In place of an already-leased space, the liquor authority will accept a “letter of
intent” stating that a lease will go into
effect once a license is granted, but it’s
almost impossible to get such a deal in
New York. Few landlords would hold open a retail vacancy and not collect payments while waiting to see if a hopeful shop
owner gets licensed.

However, being the first wine shop in an area undergoing rapid change puts a
retailer at an advantage, because it can
argue against later license applications.

These factors are one reason why the strongest growth in boutique wine stores hasn’t been in well-heeled areas like the Upper East Side or Tribeca, but in emerging neighborhoods like Bushwick and Clinton Hill, places where oenophiles were few and far between a decade ago.

For instance, the neighborhoods of Fort Greene and Clinton Hill in Brooklyn are now home to at least four shops. The Greene Grape on Fulton Street was the
first to open, in 2004; it was followed by Thirst Wine Merchants on DeKalb Avenue, Olivino Wines (also on Fulton) and Gnarly Vines on Myrtle Avenue, which just opened in November.

In Harlem, meanwhile, Harlem Vintage on Frederick Douglass Boulevard and
121st Street, which opened in 2004, was
the first boutique vintner in the neighborhood. Co-owner Jai Jai Greenfield admitted that opening the shop was “risky,” but
with new developments in the neighborhood and the affluence of new residents, she said she and her partner felt Harlem was “primed” for a proper wine shop.

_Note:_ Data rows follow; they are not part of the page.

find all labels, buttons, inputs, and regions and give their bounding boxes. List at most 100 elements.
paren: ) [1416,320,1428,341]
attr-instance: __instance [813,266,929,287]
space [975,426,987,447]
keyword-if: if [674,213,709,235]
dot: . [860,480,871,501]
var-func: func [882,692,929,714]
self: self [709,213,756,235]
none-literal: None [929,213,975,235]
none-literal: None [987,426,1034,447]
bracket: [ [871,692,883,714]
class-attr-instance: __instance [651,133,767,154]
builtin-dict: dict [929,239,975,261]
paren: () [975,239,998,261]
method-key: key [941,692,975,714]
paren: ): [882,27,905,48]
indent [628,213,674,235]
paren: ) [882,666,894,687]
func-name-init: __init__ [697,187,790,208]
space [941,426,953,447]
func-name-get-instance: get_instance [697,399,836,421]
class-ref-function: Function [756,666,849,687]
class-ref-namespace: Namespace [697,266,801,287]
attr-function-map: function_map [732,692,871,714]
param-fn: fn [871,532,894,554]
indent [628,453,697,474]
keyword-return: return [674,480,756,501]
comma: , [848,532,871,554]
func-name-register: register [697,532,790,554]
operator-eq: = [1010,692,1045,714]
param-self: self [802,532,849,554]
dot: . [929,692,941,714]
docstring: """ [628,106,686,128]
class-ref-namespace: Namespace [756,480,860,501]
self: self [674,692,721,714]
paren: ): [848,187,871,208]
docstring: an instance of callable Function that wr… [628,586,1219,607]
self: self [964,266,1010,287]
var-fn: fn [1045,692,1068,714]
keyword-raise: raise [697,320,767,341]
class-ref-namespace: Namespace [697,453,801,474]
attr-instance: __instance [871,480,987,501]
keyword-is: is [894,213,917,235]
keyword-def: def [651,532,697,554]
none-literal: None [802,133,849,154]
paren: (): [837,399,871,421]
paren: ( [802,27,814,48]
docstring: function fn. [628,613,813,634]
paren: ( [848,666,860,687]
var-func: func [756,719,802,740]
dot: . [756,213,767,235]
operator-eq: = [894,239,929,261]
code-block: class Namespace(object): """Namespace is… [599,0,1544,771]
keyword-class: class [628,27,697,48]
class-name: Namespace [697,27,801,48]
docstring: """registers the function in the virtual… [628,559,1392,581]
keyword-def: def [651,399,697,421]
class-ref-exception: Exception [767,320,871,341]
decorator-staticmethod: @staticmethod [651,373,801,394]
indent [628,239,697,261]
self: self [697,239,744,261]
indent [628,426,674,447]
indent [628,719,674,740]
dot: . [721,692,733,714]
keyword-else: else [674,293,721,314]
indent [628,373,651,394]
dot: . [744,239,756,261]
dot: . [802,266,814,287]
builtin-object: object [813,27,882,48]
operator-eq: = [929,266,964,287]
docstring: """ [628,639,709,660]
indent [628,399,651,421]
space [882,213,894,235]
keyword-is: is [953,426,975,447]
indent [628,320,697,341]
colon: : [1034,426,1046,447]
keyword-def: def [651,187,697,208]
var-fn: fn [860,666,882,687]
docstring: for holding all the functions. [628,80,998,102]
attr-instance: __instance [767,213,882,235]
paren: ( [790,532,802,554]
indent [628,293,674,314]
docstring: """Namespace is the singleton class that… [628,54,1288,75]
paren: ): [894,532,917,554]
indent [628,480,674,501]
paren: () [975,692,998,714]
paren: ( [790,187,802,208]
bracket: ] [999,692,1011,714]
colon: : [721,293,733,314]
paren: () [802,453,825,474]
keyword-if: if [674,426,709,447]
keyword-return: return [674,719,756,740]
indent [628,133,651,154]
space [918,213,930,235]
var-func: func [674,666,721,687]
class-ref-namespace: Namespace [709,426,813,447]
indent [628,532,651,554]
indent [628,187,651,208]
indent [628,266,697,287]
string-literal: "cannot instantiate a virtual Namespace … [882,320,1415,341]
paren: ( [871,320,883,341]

The shop, she said, also benefits from steady business from Columbia University, which receives deliveries for university functions.

Greenfield and her partner, Eric Woods, have seen revenue growth every year they’ve been open and plan to launch a wine bar next door to their shop this spring.

Sometimes, shops inspire more shops: After watching Uva Wines on Bedford Avenue in Williamsburg grow and prosper along with the neighborhood it served, four partners decided East Williamsburg was ready for a specialty wine shop.

Co-owner Dave Danzig said the shop, Vino Verde, will likely open within three months at 638 Grand Street on the east side of the Brooklyn-Queens Expressway. As with Gnarly Vines, Vino Verde is taking longer to open than Danzig and his partners had hoped.

They’re moving into an area where
six condo projects with about 130 high-end units are under construction within
a four-block radius — and where, so far, their only close competition is liquor stores where bottles are exchanged for money
with a cashier sitting behind bulletproof glass.

“We knew going into it that the best-case scenario would be four months,” said Danzig, who added, “We’ve already waited more than seven.”